Dr. R. B. Lothian entered Glasgow University in 1884, and graduated four years later. For some time he acted as House Surgeon in the Glasgow Royal Infirmary. He afterwards proceeded to London, studying in the North-West London and Golden Square Hospitals. Returning to Glasgow, he engaged in general practice, and in 1896 was appointed by the Corporation to the Surgeonship of the Northern Division of Police. In that position, in the course of six years, over 7,000 cases passed through his hands. In 1902 he was promoted to the Central district as Chief Police Surgeon, and was appointed Lecturer on Ambulance to the whole Police Force and the members of the Fire Brigade. He also holds the appointment of Medical Officer to the Night Asylum and House of Industry. During his eleven years' connection with the Police Force, close on 20,000 cases have been attended by him, and he has acted as medical expert in several murder cases. He has also been present at all the great fires and railway disasters of recent years in the city, and for his services at the St. Enoch Station accident he was presented by the G. & S.-W. Railway Company with a large silver flower bowl. During the visit of H.M. the King, and more recently the Prince and Princess of Wales, he was in charge of the Police and Civil Ambulance arrangements, and he is a holder of the King's Medal, presented by His Majesty to the members of the Police Force on that occasion.
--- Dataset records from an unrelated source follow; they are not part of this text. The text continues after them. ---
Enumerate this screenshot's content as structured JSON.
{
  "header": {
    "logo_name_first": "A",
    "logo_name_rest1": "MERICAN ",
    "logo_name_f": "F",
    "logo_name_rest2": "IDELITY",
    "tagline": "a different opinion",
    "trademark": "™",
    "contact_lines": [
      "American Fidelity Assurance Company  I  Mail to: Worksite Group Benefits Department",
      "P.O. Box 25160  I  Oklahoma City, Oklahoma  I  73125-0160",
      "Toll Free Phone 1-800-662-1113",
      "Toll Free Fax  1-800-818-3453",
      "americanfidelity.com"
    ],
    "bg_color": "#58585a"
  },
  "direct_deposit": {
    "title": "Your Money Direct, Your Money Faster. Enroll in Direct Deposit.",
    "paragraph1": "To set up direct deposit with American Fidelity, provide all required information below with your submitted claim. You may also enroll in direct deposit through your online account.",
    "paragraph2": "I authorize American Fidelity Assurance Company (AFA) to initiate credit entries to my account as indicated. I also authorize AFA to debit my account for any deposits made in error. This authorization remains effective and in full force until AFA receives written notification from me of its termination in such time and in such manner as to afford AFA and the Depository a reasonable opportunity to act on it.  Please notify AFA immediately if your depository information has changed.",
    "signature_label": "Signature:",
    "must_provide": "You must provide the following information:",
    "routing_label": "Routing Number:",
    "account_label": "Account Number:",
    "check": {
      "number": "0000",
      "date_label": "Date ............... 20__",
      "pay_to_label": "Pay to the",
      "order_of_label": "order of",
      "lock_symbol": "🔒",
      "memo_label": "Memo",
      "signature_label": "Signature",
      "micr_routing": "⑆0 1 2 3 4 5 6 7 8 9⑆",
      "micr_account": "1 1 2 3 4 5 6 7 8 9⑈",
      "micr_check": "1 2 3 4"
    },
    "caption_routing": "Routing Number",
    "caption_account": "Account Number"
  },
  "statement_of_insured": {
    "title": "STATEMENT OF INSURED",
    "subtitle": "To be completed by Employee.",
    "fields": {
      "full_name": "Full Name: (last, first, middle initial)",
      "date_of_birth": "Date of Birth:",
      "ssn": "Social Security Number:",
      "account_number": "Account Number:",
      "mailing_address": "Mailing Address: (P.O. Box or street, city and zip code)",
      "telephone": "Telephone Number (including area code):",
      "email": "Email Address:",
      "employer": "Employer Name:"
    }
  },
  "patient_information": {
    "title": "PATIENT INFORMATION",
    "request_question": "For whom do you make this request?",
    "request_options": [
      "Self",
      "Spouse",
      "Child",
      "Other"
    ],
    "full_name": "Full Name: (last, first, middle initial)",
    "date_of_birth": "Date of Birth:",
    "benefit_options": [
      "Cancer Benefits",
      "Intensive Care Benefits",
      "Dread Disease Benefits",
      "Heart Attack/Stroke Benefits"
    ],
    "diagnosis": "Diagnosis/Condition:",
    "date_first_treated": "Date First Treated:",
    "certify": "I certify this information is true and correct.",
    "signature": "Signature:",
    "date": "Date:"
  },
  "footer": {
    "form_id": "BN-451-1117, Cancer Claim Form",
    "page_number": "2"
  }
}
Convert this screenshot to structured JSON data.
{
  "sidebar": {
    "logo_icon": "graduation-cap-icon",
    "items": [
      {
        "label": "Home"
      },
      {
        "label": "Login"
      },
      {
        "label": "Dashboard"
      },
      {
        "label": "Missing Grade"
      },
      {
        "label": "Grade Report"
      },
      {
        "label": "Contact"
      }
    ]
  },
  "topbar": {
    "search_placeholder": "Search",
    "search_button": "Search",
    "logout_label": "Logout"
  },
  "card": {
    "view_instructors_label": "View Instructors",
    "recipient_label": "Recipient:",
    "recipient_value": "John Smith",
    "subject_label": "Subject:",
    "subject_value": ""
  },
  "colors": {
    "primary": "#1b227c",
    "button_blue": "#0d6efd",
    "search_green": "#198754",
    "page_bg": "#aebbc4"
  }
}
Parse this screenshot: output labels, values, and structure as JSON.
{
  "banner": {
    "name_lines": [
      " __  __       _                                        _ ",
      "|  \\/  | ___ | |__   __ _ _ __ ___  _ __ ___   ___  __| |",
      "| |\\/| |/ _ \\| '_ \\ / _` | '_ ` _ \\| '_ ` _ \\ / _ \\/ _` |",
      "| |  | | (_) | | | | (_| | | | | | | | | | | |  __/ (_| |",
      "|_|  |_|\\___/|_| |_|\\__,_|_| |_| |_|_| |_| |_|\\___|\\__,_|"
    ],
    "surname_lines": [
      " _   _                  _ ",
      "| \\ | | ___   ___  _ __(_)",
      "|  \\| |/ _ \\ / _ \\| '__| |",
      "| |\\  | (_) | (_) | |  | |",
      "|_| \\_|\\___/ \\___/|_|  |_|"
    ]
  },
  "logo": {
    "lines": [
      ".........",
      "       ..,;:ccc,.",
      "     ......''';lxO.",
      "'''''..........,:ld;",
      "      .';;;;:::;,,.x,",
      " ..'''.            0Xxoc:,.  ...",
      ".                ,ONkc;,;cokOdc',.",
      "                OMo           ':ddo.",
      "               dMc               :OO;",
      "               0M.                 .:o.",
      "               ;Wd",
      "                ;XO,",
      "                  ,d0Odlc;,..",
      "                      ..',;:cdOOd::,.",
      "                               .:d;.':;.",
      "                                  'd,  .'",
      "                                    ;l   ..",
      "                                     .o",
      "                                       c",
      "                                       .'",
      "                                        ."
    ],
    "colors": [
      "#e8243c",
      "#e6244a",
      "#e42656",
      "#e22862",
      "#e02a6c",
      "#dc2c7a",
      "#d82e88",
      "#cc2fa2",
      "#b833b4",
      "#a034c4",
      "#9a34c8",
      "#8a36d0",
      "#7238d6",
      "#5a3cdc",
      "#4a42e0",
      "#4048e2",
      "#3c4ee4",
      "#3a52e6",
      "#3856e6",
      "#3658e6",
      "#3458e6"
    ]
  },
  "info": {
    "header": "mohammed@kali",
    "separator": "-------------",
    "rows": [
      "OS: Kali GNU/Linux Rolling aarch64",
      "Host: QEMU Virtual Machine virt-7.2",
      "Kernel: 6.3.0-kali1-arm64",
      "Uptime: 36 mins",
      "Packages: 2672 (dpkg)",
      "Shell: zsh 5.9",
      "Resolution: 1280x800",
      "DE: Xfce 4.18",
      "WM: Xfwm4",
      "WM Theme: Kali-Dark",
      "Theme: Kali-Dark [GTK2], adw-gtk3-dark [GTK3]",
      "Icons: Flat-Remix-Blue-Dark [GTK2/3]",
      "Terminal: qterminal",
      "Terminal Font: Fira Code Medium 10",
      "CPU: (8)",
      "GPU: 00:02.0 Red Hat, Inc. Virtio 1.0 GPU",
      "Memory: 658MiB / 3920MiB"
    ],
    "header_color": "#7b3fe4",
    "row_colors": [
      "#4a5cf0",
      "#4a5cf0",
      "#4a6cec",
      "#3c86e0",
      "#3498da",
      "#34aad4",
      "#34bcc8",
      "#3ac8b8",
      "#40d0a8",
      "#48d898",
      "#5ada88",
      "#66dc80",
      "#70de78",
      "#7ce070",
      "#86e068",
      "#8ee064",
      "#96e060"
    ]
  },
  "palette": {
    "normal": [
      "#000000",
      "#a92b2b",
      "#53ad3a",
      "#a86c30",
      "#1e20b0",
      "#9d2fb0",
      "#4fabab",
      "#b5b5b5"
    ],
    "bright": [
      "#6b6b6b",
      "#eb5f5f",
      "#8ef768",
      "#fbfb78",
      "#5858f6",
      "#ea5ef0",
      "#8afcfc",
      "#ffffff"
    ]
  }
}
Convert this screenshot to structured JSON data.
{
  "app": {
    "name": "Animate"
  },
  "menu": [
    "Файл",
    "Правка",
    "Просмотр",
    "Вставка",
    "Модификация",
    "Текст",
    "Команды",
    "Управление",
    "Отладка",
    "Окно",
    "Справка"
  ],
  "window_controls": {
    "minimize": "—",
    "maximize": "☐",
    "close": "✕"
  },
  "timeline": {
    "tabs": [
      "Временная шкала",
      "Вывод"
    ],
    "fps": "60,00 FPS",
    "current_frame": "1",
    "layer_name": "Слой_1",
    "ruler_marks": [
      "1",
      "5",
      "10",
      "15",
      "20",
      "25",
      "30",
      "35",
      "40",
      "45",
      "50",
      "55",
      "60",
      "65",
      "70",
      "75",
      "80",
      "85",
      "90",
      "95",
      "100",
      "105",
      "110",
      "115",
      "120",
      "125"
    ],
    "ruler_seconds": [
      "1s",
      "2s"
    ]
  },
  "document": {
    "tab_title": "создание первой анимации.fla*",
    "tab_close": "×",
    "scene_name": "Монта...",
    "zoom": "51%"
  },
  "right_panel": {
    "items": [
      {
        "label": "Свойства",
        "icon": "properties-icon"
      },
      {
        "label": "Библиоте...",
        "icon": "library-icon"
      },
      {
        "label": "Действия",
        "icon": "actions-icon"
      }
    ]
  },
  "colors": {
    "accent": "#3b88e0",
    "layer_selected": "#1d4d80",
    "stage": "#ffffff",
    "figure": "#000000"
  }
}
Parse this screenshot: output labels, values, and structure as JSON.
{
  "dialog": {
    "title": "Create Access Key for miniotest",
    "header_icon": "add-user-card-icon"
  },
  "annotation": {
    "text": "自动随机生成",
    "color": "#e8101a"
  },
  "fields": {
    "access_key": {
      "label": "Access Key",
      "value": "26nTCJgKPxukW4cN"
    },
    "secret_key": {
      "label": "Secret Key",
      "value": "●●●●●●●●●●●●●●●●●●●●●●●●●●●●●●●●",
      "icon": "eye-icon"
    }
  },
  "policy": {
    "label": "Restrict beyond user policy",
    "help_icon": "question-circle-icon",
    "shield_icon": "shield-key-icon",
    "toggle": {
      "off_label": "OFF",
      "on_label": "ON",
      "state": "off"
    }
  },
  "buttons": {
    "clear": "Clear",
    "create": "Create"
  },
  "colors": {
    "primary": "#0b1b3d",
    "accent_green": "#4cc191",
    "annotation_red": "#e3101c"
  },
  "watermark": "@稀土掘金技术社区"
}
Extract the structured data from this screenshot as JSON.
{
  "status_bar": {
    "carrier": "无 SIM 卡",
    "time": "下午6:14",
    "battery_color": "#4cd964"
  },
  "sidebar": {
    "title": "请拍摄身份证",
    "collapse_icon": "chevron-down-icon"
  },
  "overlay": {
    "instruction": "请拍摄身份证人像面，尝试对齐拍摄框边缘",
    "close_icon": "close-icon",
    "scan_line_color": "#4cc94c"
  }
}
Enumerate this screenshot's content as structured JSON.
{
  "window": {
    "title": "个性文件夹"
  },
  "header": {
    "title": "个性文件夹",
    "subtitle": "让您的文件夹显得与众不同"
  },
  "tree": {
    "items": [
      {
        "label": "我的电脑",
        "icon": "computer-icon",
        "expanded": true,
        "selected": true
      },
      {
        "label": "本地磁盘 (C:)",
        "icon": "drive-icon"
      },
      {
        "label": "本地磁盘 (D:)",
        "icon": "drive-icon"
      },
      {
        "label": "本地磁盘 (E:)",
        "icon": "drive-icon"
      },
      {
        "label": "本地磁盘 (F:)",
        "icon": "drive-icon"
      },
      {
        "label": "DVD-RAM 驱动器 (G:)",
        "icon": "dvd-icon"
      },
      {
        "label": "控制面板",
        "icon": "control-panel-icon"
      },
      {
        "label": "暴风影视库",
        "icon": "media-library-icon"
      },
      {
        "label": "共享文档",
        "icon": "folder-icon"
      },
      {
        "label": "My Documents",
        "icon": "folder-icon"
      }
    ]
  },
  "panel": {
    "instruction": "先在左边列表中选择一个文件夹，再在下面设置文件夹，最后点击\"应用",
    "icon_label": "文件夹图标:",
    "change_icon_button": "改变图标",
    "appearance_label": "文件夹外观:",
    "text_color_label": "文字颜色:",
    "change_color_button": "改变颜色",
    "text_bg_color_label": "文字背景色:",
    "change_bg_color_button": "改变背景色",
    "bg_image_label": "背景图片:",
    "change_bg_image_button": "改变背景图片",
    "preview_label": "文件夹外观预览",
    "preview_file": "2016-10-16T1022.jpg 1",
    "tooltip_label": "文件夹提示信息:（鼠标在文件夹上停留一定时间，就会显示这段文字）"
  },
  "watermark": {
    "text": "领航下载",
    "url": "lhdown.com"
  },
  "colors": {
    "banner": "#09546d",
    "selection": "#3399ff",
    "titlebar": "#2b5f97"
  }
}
Dr. Lothian takes a very keen interest in the old associations of Glasgow. His retiral from the Old Glasgow Club, of which he was one of the Vice-Presidents, saw the formation of the Provand's Lordship Literary Club, of which he was long Honorary Secretary and, along with Professor James Murphy, Mr. R. H. Arnott, and Mr. Thomas Lugton, one of the Trustees; and he acted as chairman of the Executive Committee, which so successfully carried through, in connection with the club, an Old Glasgow Exhibition, at which the Earl of Rosebery, K.T., was present. The founders of this club have as their object the retaining in perpetuity of Glasgow's oldest house for succeeding generations of Glasgow's citizens.